“IT all starts with the soil.” That is what Will Allen, CEO of Growing Power in Milwaukee, believes. Mr. Allen continues, “Without good soil, crops don’t get enough of the nutrients they need to survive, and when plants are stressed, they are more prone to disease and pest problems.” That is also what Hillview believes, and it is the first component of “Who We Are.”

Boys & Girls Club Mathy Center participants visit Hillview’s vermicompost facility. Zack Gaugush (not shown), vermicompost consultant, explains to them how vermicompost (a.k.a. worm poop) is made.
Boys and Girls Club Mathy Center participants visit Hillview’s vermicompost facility.
Zack Gaugush (not shown), vermicompost consultant, explains to them how vermicompost (a.k.a. worm poop) is made.
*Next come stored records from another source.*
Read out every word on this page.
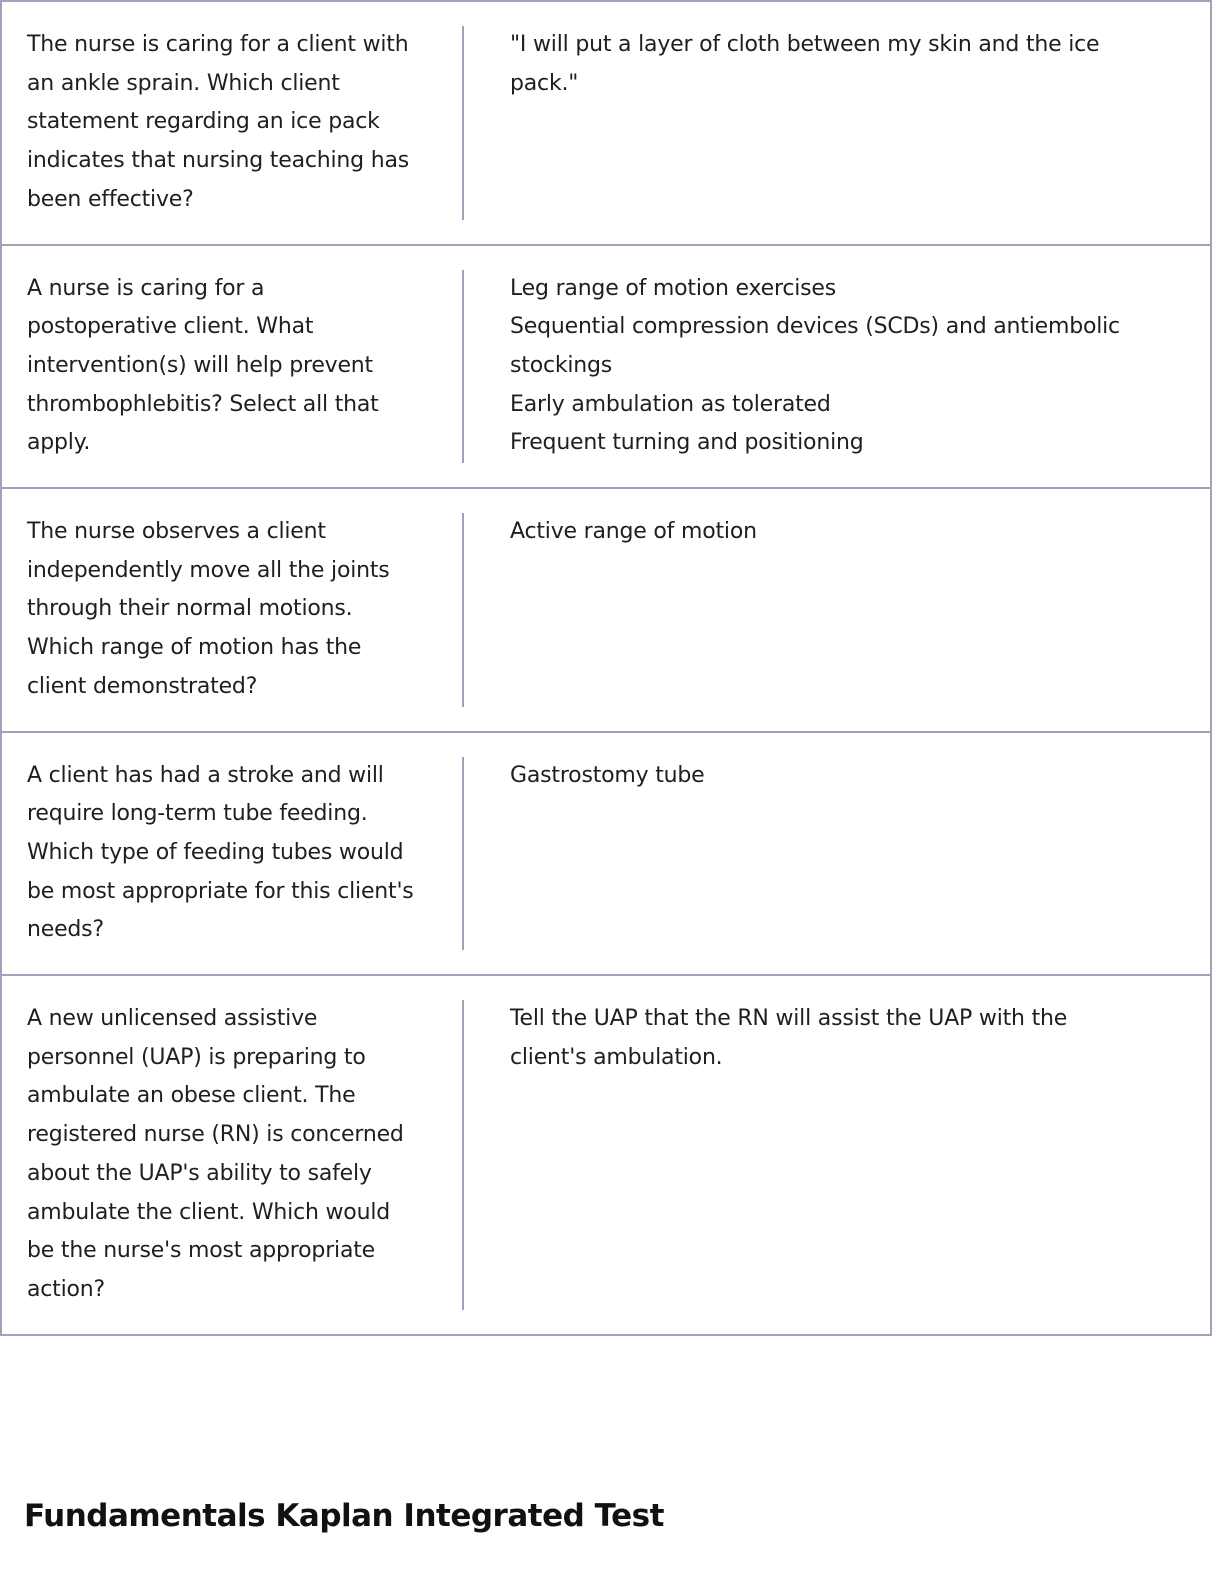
The nurse is caring for a client with an ankle sprain. Which client statement regarding an ice pack indicates that nursing teaching has been effective?
"I will put a layer of cloth between my skin and the ice pack."
A nurse is caring for a postoperative client. What intervention(s) will help prevent thrombophlebitis? Select all that apply.
Leg range of motion exercises
Sequential compression devices (SCDs) and antiembolic stockings
Early ambulation as tolerated
Frequent turning and positioning
The nurse observes a client independently move all the joints through their normal motions. Which range of motion has the client demonstrated?
Active range of motion
A client has had a stroke and will require long-term tube feeding. Which type of feeding tubes would be most appropriate for this client's needs?
Gastrostomy tube
A new unlicensed assistive personnel (UAP) is preparing to ambulate an obese client. The registered nurse (RN) is concerned about the UAP's ability to safely ambulate the client. Which would be the nurse's most appropriate action?
Tell the UAP that the RN will assist the UAP with the client's ambulation.
Fundamentals Kaplan Integrated Test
In December 2010, as the result of a grant received from UW-La Crosse, Hillview and UW-La Crosse signed an agreement on a joint vermicompost project. The vermicomposter, housed at Z’s Lawn & Landscaping in La Crosse until fall 2014, is one of the largest vermicomposters of its kind in the Midwest. At peak production it has the capability of turning 400 pounds of food waste per week into rich worm castings fertilizer.

Turning garbage into gold

During the school year vegetable waste is taken from UW-La Crosse food services, and during the summer months veggie waste—along with coffee grounds—is taken from Mayo Clinic Health System—Franciscan Healthcare cafeteria’s kitchen. Both are used to produce the worm castings fertilizer.

The rich worm castings are harvested, packaged as VermiGold and sold at local retailers, including Ace of La Crosse and the People’s Food Co-op. Sales of VermiGold help support Hillview programs. The vermicompost is also donated to local school gardens, the Boys & Girls Club Mathy Center garden, the Kane Street Community Garden and Washburn Community Garden.
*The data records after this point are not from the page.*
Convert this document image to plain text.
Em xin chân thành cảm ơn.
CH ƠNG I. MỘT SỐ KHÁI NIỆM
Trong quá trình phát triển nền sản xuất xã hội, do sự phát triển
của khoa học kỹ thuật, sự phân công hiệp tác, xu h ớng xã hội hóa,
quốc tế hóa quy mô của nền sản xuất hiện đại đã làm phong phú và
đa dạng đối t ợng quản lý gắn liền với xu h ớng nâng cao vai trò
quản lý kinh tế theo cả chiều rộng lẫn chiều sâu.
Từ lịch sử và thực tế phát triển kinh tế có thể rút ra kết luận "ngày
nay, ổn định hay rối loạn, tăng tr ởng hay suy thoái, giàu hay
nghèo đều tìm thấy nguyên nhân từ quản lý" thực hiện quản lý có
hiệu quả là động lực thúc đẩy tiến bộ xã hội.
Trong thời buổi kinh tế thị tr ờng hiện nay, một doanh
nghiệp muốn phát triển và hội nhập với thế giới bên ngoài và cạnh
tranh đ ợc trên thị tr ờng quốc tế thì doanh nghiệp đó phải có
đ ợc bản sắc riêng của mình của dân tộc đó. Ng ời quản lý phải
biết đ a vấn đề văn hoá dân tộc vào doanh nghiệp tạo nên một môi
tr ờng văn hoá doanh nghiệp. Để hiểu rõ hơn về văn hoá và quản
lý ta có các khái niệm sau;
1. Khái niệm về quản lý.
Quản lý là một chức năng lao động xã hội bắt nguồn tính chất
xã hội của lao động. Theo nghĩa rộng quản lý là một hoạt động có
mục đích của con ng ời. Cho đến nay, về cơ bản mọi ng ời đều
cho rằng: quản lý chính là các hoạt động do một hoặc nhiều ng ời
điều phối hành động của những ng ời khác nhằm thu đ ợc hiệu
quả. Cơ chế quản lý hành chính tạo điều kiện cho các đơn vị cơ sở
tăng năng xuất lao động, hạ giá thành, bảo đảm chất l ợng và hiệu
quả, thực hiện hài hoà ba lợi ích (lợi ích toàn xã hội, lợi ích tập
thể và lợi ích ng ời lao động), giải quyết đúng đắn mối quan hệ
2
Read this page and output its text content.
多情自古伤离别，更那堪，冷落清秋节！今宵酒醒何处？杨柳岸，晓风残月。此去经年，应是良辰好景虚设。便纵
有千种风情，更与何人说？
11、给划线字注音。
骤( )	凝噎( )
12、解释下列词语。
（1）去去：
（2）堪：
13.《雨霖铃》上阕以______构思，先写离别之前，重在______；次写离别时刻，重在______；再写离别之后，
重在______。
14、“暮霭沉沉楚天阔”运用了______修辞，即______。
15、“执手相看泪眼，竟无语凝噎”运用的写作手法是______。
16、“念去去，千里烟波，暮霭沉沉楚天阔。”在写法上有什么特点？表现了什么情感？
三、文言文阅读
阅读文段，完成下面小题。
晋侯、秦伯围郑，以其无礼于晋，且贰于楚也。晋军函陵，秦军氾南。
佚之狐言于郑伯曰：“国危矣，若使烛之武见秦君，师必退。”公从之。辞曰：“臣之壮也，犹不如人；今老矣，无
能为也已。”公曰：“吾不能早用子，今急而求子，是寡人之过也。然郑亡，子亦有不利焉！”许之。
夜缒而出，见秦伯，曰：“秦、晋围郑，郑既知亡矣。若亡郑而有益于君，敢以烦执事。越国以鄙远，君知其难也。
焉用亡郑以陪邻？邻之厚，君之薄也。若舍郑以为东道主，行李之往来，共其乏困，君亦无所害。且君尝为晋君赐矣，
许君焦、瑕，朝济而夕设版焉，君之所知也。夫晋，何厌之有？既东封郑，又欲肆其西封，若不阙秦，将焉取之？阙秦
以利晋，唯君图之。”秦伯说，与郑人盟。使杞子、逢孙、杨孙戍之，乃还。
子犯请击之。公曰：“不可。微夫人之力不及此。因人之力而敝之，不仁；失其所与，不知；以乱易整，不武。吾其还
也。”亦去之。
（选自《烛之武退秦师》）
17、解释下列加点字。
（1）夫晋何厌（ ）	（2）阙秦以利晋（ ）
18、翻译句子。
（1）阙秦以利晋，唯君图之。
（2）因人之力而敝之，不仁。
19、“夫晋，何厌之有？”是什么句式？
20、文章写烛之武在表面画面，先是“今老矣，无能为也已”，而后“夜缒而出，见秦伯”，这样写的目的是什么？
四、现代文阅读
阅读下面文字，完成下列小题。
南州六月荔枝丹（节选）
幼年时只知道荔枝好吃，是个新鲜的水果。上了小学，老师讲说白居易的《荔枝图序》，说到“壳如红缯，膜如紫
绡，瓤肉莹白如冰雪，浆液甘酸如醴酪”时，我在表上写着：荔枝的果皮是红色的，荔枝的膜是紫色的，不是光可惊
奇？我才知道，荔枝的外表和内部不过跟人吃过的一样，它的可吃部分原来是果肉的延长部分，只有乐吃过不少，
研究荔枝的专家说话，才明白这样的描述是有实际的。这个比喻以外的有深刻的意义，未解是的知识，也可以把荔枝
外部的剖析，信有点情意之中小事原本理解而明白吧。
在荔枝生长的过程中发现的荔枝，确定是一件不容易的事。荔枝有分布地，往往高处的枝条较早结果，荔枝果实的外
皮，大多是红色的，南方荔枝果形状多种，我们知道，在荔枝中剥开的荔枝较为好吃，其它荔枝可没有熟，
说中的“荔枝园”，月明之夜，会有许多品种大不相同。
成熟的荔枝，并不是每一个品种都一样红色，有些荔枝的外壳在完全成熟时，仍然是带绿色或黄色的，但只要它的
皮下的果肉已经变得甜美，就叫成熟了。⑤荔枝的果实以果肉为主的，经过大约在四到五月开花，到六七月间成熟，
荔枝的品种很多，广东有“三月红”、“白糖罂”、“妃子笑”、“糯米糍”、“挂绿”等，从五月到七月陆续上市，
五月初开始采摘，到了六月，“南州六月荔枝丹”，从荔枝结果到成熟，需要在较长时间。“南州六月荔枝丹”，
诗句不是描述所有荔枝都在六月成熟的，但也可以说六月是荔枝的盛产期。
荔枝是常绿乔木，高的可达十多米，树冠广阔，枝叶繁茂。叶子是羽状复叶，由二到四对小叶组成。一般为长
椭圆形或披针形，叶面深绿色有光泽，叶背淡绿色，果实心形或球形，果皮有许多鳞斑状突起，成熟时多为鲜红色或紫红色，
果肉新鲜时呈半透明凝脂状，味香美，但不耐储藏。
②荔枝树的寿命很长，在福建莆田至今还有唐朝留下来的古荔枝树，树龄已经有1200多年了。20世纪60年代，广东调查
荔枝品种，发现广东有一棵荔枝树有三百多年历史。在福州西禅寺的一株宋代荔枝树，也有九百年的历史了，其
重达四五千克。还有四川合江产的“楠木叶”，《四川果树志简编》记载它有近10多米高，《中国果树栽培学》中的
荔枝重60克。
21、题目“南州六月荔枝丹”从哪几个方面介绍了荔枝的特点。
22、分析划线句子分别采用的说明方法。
Seven year-old Riley Mathison (left) attended a Make & Take vermicompost class with her mom and dad at Western Technical College, taught by Zack Gaugush, vermicompost consultant, and assisted by former Hillview board member Jenny Nustad.
Seven year-old Riley Mathison (left) attended a Make and Take vermicompost class with her mom and dad at Western Technical College, taught by Zack Gaugush, vermicompost consultant, and assisted by former Hillview board member Jenny Nustad.
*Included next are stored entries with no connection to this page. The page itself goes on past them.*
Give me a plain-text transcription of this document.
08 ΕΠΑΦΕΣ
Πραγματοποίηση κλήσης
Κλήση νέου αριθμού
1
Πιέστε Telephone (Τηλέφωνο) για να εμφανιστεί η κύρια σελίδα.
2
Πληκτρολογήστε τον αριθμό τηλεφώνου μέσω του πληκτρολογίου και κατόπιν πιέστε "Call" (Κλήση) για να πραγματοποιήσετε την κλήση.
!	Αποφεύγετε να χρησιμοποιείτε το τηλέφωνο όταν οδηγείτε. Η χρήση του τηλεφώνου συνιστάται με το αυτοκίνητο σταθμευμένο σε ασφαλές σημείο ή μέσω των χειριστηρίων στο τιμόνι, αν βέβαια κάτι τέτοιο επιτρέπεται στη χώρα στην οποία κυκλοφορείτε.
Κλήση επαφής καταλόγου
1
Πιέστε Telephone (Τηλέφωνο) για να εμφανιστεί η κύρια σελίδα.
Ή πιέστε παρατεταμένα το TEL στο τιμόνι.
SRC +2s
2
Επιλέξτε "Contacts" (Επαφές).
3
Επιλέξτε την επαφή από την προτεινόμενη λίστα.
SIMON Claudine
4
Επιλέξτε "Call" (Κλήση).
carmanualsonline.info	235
The vermicompost project serves as the cornerstone for vermiculture education and community outreach programs, including tours of the vermicompost facility for local schools and Boys & Girls Club participants; Make & Take vermicompost-making classes held at Western Technical College; and participation in library programs and local events such as the Washburn Garden Expo and Earth Fair, teaching adults and children the importance of enriching the soil with vermicompost.

The vermicompost project has received support for the past four years from the City of La Crosse and HUD’s Community Development Block Grant program.